Takbir sebagai pengakuan atas kebesaran dan keagungan Allah SWT atas karunia-Nya kita berhari raya Idul Fitri merayakan sebuah momentum kemenangan dan kebahagiaan berkat limpahan rahmat dan magfirah-Nya.

Demikian antara lain Drs Tgk Sri Darmawan Hamid, Ketua MPU Aceh Besar yang bertindak sebagai khatib shalat Idul Fitri 1439 hijriah di Masjid Agung Sultan Jeumpa Bireuen Jumat (15/6/2018).

Dikatakan, Ramadhan untuk mendidik mental manusia dalam melaksanakan ibadah mendapat ridha Allah SWT menjadi orang-orang yang bertaqwa.

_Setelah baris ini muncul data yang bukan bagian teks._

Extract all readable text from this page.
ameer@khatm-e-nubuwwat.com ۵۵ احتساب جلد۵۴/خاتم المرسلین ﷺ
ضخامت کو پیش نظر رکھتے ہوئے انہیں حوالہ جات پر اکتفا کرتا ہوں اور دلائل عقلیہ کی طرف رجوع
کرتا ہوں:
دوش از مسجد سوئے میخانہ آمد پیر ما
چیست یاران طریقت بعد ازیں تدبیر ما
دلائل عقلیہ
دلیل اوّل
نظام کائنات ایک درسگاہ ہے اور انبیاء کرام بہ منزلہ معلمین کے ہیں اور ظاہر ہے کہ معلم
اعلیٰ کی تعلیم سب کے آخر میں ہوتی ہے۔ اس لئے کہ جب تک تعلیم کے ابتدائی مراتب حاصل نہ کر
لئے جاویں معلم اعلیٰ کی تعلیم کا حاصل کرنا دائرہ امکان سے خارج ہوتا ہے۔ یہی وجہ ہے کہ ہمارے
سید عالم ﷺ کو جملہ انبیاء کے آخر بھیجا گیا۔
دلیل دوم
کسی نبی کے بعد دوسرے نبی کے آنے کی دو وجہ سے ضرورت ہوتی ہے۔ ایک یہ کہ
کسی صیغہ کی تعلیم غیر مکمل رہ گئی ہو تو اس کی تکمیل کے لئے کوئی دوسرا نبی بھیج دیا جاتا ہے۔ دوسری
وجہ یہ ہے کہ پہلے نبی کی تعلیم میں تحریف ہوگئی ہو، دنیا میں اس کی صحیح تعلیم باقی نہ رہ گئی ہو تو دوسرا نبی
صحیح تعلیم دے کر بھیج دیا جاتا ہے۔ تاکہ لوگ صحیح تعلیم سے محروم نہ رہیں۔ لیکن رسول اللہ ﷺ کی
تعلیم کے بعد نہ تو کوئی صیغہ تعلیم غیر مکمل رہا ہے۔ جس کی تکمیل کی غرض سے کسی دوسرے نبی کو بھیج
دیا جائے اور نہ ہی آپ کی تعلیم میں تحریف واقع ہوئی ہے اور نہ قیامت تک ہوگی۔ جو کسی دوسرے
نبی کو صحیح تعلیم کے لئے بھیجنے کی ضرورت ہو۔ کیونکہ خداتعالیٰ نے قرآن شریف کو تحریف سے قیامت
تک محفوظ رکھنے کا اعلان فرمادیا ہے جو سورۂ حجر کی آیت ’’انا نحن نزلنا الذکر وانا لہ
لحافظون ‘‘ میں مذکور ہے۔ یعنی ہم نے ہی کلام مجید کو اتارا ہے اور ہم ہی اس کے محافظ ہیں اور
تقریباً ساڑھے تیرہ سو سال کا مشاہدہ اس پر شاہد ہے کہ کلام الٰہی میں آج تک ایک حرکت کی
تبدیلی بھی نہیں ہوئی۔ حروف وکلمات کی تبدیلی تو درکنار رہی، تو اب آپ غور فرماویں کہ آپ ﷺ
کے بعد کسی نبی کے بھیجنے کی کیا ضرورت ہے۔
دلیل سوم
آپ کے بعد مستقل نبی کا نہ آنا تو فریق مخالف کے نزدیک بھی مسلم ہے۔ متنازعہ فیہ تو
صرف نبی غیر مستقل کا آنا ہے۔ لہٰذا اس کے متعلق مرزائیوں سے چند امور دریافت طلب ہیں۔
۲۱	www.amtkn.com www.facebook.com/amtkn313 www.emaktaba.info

Semua cobaan telah kita lalui dengan selamat, selama 12 jam kali 30 hari mulai terbit fajar hingga terbenam matahari makanan dan sesuatu yang halal menjadi haram di hari Ramadfhan.

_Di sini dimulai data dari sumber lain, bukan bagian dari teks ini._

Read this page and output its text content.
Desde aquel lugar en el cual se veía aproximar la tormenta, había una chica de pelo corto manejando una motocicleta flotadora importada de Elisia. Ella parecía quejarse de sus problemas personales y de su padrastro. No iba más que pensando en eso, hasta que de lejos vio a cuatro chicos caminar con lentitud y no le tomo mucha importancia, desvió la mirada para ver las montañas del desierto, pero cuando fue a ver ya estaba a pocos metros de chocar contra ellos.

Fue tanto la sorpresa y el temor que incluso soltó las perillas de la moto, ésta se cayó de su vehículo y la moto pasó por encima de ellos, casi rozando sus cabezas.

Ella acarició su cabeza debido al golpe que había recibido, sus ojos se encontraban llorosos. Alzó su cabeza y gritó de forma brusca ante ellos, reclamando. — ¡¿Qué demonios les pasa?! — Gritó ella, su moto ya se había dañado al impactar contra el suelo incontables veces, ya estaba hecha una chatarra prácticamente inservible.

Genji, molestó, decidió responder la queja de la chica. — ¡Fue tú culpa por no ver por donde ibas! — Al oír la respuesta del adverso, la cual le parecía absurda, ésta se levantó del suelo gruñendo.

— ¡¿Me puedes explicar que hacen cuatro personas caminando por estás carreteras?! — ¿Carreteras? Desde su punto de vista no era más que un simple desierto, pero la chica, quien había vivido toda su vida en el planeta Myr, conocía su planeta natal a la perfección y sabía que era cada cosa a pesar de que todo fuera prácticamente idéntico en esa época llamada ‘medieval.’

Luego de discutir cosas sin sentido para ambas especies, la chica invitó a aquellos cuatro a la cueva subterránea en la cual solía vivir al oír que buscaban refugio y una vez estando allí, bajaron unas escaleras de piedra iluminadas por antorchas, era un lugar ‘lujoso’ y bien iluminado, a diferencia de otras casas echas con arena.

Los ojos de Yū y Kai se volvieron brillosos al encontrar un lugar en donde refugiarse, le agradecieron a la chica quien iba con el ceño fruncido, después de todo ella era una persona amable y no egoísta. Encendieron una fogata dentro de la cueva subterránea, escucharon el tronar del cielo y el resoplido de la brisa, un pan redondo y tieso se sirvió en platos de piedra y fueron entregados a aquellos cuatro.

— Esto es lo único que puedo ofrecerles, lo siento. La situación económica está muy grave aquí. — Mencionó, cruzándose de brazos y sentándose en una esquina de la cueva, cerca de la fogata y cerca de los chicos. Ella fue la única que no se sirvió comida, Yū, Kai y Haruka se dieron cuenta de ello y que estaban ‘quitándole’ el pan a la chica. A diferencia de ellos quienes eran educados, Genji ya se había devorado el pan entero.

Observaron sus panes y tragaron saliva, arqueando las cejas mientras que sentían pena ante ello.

Ramadhan diibaratkan sebagai madrasah  untuik membina disiplin beribadah umat muslim termasuk para pemimpin.

Tgk Sri Darmawan, juga mengmukakan tentang ciri-ciri amal  ibadah Ramadhan yang tidak diterima Allah antara lain, orang yang durhaka kepada orang tua belum dimaafkan, isteri durhaka kepada suami belum dimaafkan masih bertengkar antara suami isteri dan orang-orang yang memutuskan hubungan silaturrahmi.

Sementara  ciri-ciri amal ibadah Ranmadhan yang diterima Allah, orang-orang yang bersedekah dibulan Ramnadhan maupun bulan-bulan lainnya.

Dikatakan, hidup di alam kubur sangat gelap, dengan bersedekah akan menjadi lampu penerangan didalam kubur dan amal ibadah Ramadhan yang diterima Allah orang-orang  pemaaf tidak dendam

“Seiring telah  berlalunya Ramadhan, merupakan bulan ampunan  yang telah kita laksanakan sebulan penuh banyak pelajaran hukum, hikmah, fahidah, fadhilah yang dapat kita petik sebagai bekal dalam mengharungi kehidupan dan berdoa kepada Allah dapat bertemu kembali dengan Ranadhan yang akan datang,” jelasnya.

Shalat Ied 1 Syawal 1439 hijriah di Masjid bAgung Sultan Jeumpa yang diimami Tgk Ridwan Abdullah turut dihadiri Bupati Bireuen H Saifannur S Sos, Wakil Bupati DR H Muzakkar A Gani SH, M Si, Sekda Ir Zulkifli,SP, Dandim0111/Bireuen Letkol Inf Amrul Huda,SE,MM, MSc  unsur Forkopimda,

Kedis Syari’at Islam H Jufliwan,SH, MM, Imam Bersar Masjid Agung Drs Tgk Jamaluddin Idris,serta ribuan kaum muslimin dan muslimat kota Bireuen dan sekitarnya. (H.AR Djuli).